Senators’ Marc Methot needed 10 stitches to repair severed finger

The hockey panel talks all things hockey, including Crosby's slash on Methot, Andersen's possible injury and the Islanders looking to trade John Tavares.

We knew Marc Methot is out for the next few weeks with a “shattered finger” — and now we know what kind of repairs he got after he left the ice with a dangling pinky.

“To be clear we are talking about the left pinky,” said Nick Kypreos on Hockey Night in Canada’s Headlines segment. “The tip of it was severed. It took 10 stitches to put this thing back together again.”

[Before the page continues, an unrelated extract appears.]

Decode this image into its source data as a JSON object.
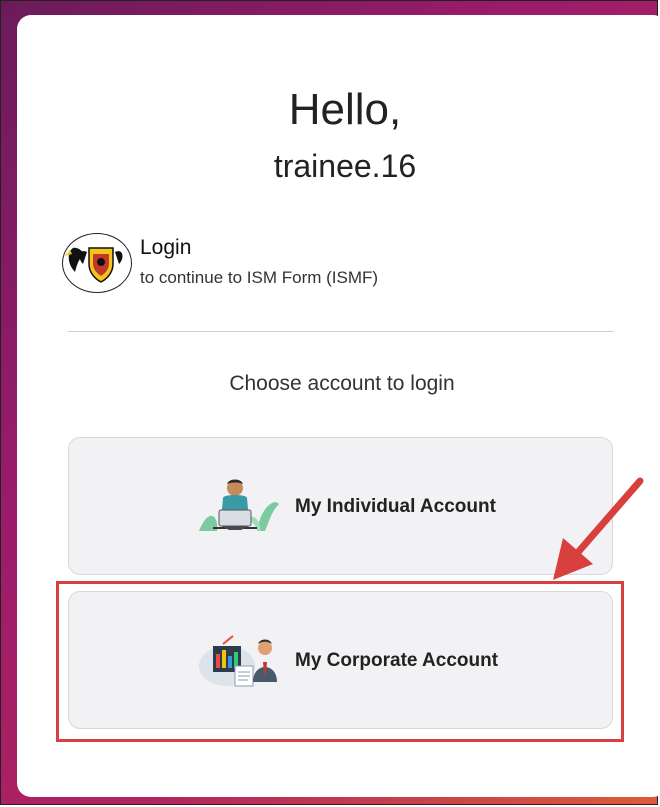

On Coach’s Corner earlier in the evening, Don Cherry blamed the equipment more than Crosby for the gruesome injury and said it wasn’t an intentionally dirty play. Considering Crosby made the kind of contact that led to a severe result, it’s lucky Methot’s injury wasn’t even worse than it already was.

“The good news at least is it doesn’t appear that there was anything major outside the tip of the finger,” Kypreos said. “I’m talking arteries, I’m talking about a nerve, all of it is in tact it’s just a matter of whether it will take or not and they should know that in the next couple of weeks.”

The panel went on to discuss whether or not Crosby should have been suspended for the play, and Kypreos noted that it would be hard to suspend a player for something that has become commonplace in an NHL game.

However, he believes this is a standard the NHL should consider changing.

“Moving forward we gotta change this mentality,” Kypreos said. “I don’t care if it’s a baseball swing or one of those little short ones, if the result is an injury like we saw with Methot or a broken bone or a sprained wrist, whatever the case is, that needs to be suspendable.

Elliotte Friedman added: “One of the big player reactions this week was if he had hit his stick and the stick had broken he would have gotten a penalty, so they don’t understand why that isn’t a penalty.”